Before I even get started, I feel a disclaimer is necessary. I know the whole Covid topic is a touchy one. Beyond polarized with opinions and lots of feelings. I know people on all sides. I know people who have lost loved ones to this virus from hell. I have respect for them all and am certainly not here to argue about how we handled things. As with all my posts, this is primarily for my memory keeping. I choose to share what I choose to share with whom I choose to share it with. All the details of life are never ever public information. This is simply my experience mixed with my humor and my perspective and gratitude. Back to the post…
As we’ve all learned in the last year and a half- pandemics are hard. Covid is the worst. For a multitude of reasons. Then right when you think it’s going to get better… it doesn’t. Ugh. And after a year and a half of avoiding the dreaded virus- it got to us. Not exactly sure from where- and really- it doesn’t matter.
|One of my sweet get well cards|
I got it first. Again, not sure from where as no one I had been around was sick or got sick. But, that’s covid for ya. Once I realized what was going on, we did all the things you’re supposed to do. The isolation and masks and sanitizing… but, alas, the day after I was out of my quarantine- Dave tested positive. Disappointment abounded.
Then a couple of kids started showing symptoms. I mean- how could they avoid it at this point? So I loaded them up, found a drive thru testing site, and got all the kids tested too. It took a 2 hour long line, a bribe of Chick-fil-a, and a very sweet nurse who gave us all popsicles out of pity… but they handled it pretty well. You should’ve seen that nurse’s face when I said I had 6 kids with me and they all needed testing! She said, “It’s ok! We’ll treat your family like we did the baseball team last year.” It worked. And then 5 out of 6 came back positive. Levi was pretty proud of himself… until the next day when he woke up with a fever and a cough. Gotta love a false negative.
For the first time EVER- I had a sick husband plus 6 sick kids on my hands and we were quarantined from the world. It was a lot. I realized I had gotten better just in time for everyone else to crash and burn. The worst of times- when it really all hit the fan- was the night Dave was having lots of intense symptoms at once and was absolutely miserable, Leah was on night 5 of not sleeping/cranky cries for hours, various kids were at various symptom levels and were all in my room for comfort’s sake, and the dog must’ve been feeling left out because she started vomiting. All throughout the night. Always on the carpet.

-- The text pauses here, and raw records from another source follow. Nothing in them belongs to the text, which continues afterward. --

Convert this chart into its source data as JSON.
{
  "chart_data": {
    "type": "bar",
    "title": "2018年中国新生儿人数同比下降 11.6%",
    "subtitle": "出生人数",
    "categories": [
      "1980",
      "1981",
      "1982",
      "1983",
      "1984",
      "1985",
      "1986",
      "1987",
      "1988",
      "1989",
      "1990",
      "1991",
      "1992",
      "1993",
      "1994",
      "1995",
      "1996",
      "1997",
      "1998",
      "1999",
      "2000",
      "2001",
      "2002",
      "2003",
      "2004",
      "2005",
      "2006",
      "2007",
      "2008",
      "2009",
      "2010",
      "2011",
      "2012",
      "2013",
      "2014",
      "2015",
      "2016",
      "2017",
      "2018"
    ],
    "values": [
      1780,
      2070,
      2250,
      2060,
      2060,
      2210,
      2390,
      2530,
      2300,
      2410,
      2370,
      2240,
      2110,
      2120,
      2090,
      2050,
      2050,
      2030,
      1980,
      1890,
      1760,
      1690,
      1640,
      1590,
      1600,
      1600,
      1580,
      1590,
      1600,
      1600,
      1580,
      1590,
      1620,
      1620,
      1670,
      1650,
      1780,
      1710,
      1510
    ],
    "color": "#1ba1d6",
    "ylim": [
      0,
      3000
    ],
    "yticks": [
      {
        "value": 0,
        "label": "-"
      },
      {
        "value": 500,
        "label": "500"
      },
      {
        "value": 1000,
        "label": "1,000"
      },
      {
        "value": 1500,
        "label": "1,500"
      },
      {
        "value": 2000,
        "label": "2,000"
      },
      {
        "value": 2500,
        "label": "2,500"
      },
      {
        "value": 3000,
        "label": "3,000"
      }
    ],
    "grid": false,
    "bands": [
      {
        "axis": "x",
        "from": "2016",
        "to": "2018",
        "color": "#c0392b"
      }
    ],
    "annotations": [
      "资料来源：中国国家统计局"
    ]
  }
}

As a person you get to the point where you must laugh to keep from crying at all that is happening around you. And maybe you start singing “Another one bites the dust” to yourself too… because there’s always a song for everything.
I eventually lost all track of times and days and whether I’d brushed my teeth or put on deodorant. Losing your smell and taste can do that to a person. Covid did not bring out my best self.
Day after day things got better as we counted down the 3 weeks of no fun quarantine. (Side note: all at once was way better than doing this one at a time! That’d add up to 80 days of quarantine and I would not handle it well whatsoever) The physical ups and downs were rivaled by the emotional. The mourning of canceled summer plans we had been looking forward to. The sheer disappointment. The pity parties. The stir crazy of too much time in the house and with each other and can’t we play one game without a fight? We watched the movies and the shows and played the games and did the puzzles. As we got better we cleaned the house, did all the laundry, organized the closets… until all the house things got really old. Thankfully, our quarantine time ended the day before school started. We were all so ready for it!! I felt a tad bad for the teachers getting a pack of kids coming off absolutely no schedule or routine and way way way too much screen time. But, survival mode is what it is. And normalcy is the quickest way out.
To no one’s surprise, this crazy virus affected each of us differently. Dave had it the worst. I don’t recall ever seeing him so sick. Some kids never showed symptoms, some were just extra tired, and some had coughs and fevers. Leah was our biggest concern, but she handled it like a champ. Definitely not a great week, but so much better than expected. I had terrible headaches off and on for 10 days. In the grand scheme of things, we were all mild cases and just had to ride it out.
|What it looked like here for 10 days|
The biggest silver lining of this covid case- was the kindness shown by others. I’ve said it a billion times- and I’ll keep saying it. We are so blessed and so grateful for our support system. They are THE BEST!!! The people have changed throughout the years, but the actions have not. The texts and calls and prayers and check ins and food drop offs and door dashes were so very appreciated and much needed. On the craziest of days, I stopped to look around and realized- our people must believe cookies and balloons and flowers are the cure to covid. Of course, that’s silly. But they sure helped lift our spirits and entertain a pack of disappointed bored kids. And their disappointed bored mom was ever so grateful.